One way to think of the job of an unsupervised machine learning algorithm is to pick the parameter values that minimize this loss function. A clustering algorithm for example, may try and assign observations to clusters to maximize the similarity of observations within a cluster (say, by minimizing the sum of squared differences between the values of certain variables for all observations within a cluster) while also maximizing the differences between observations in different clusters (say, by maximizing the sum of squared differences between the values of certain variables for all observations not in the same cluster).

But another way to say that is that the job of an unsupervised machine learning algorithm (or any algorithm, really) is to find the parameter values (coefficients in a regression, observation assignments for a clustering algorithm) that answer the question “If my goal is to minimize [whatever the loss function your specific algorithm seeks to minimize], how should I do it?” But while they are likely to find the best way to accomplish that goal given the parameters they control, they will do so whether or not the “best” solution is actually a “good” solution! Point a clustering algorithm at any data and ask it to split the data into 3 clusters, and it will pick the best way to split the data into three clusters, even if the three clusters are almost indistinguishable. In other words, clustering algorithms assign observations to clusters… even when there’s no real clustering of the data! Dimensionality reduction algorithms will always tell you a way to drop dimensions, and anomaly detection algorithms will always find (relative) outliers.

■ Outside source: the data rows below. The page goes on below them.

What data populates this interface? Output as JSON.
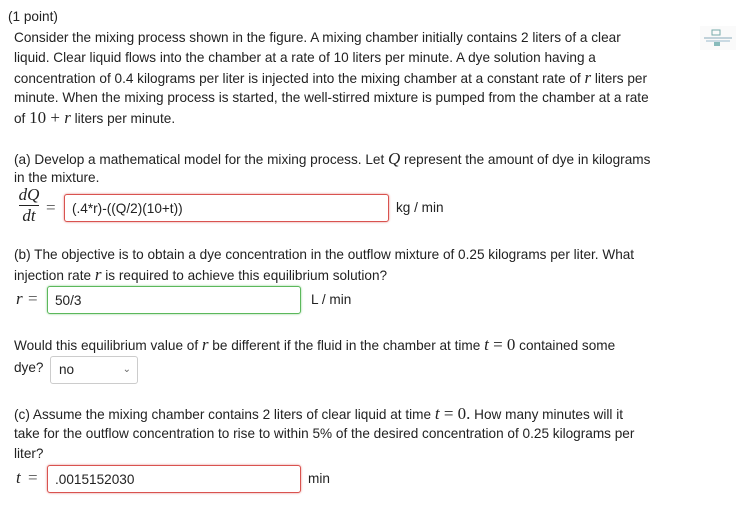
{
  "header": "(1 point)",
  "intro": [
    "Consider the mixing process shown in the figure. A mixing chamber initially contains 2 liters of a clear",
    "liquid. Clear liquid flows into the chamber at a rate of 10 liters per minute. A dye solution having a",
    "concentration of 0.4 kilograms per liter is injected into the mixing chamber at a constant rate of",
    "r",
    " liters per",
    "minute. When the mixing process is started, the well-stirred mixture is pumped from the chamber at a rate",
    "of ",
    "10 + ",
    "r",
    " liters per minute."
  ],
  "part_a": {
    "line1_pre": "(a) Develop a mathematical model for the mixing process. Let ",
    "Q": "Q",
    "line1_post": " represent the amount of dye in kilograms",
    "line2": "in the mixture.",
    "frac_num": "dQ",
    "frac_den": "dt",
    "equals": "=",
    "answer": "(.4*r)-((Q/2)(10+t))",
    "unit": "kg / min"
  },
  "part_b": {
    "line1": "(b) The objective is to obtain a dye concentration in the outflow mixture of 0.25 kilograms per liter. What",
    "line2_pre": "injection rate ",
    "line2_r": "r",
    "line2_post": " is required to achieve this equilibrium solution?",
    "var": "r",
    "equals": "=",
    "answer": "50/3",
    "unit": "L / min"
  },
  "part_q": {
    "line1_pre": "Would this equilibrium value of ",
    "r": "r",
    "line1_mid": " be different if the fluid in the chamber at time ",
    "t": "t",
    "eq": " = ",
    "zero": "0",
    "line1_post": " contained some",
    "line2": "dye?",
    "select_value": "no"
  },
  "part_c": {
    "line1_pre": "(c) Assume the mixing chamber contains 2 liters of clear liquid at time ",
    "t": "t",
    "eq": " = ",
    "zero": "0.",
    "line1_post": " How many minutes will it",
    "line2": "take for the outflow concentration to rise to within 5% of the desired concentration of 0.25 kilograms per",
    "line3": "liter?",
    "var": "t",
    "equals": "=",
    "answer": ".0015152030",
    "unit": "min"
  }
}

Moreover, just because your clustering algorithm finds what it thinks is the best solution doesn’t mean there isn’t a substantively very different solution that was just a little less good it hasn’t told you about.

It’s up to you, the data scientist, to evaluate whether the answers these algorithms provide to relatively myopic questions give a meaningful picture of the data.

Myopic Tools#

This last point is illustrative of a more general point: data science tools are incredibly powerful at finding answers to questions of the form “If my goal is to minimize X, how should I do it?” type questions — answers you may have never figured out in millions of years! — but their power lies in figuring out the best way to accomplish an articulated goal, not in figuring out what goal to pursue.

This is true at both the macro level (doesn’t make sense to look for clusters in my data?) and also at the micro level (when assigning observations to clusters, how do I measure success?). Hidden inside nearly all algorithms you use are a handful of baked-in choices you may not even realize are being made for you. Take clustering, for example. In general, when clustering observations, one has two objectives: maximize the similarity of observations within each cluster and maximize the dissimilarity of observations in different clusters. But what you might not have thought about very much is that there’s an inherent tension between these two objectives — after all, the best way to maximize the similarity of observations within each cluster is to only assign observations to the same cluster if they are identical (a choice that creates lots and lots of very small clusters). And the best way to maximize dissimilarity between clusters is to only put really really different observations in different clusters (resulting in a few really big clusters). So how is your clustering algorithm balancing these two considerations? Is the algorithm’s choice of how to balance them in any way a reflection of the balance that makes the most sense in the context of your stakeholder’s problem? (I’ll give you a hint — the algorithm sure can’t answer that question, so you’d better be able to!)

Discretion: it’s everywhere, and you’re exercising it, whether you realize it or not.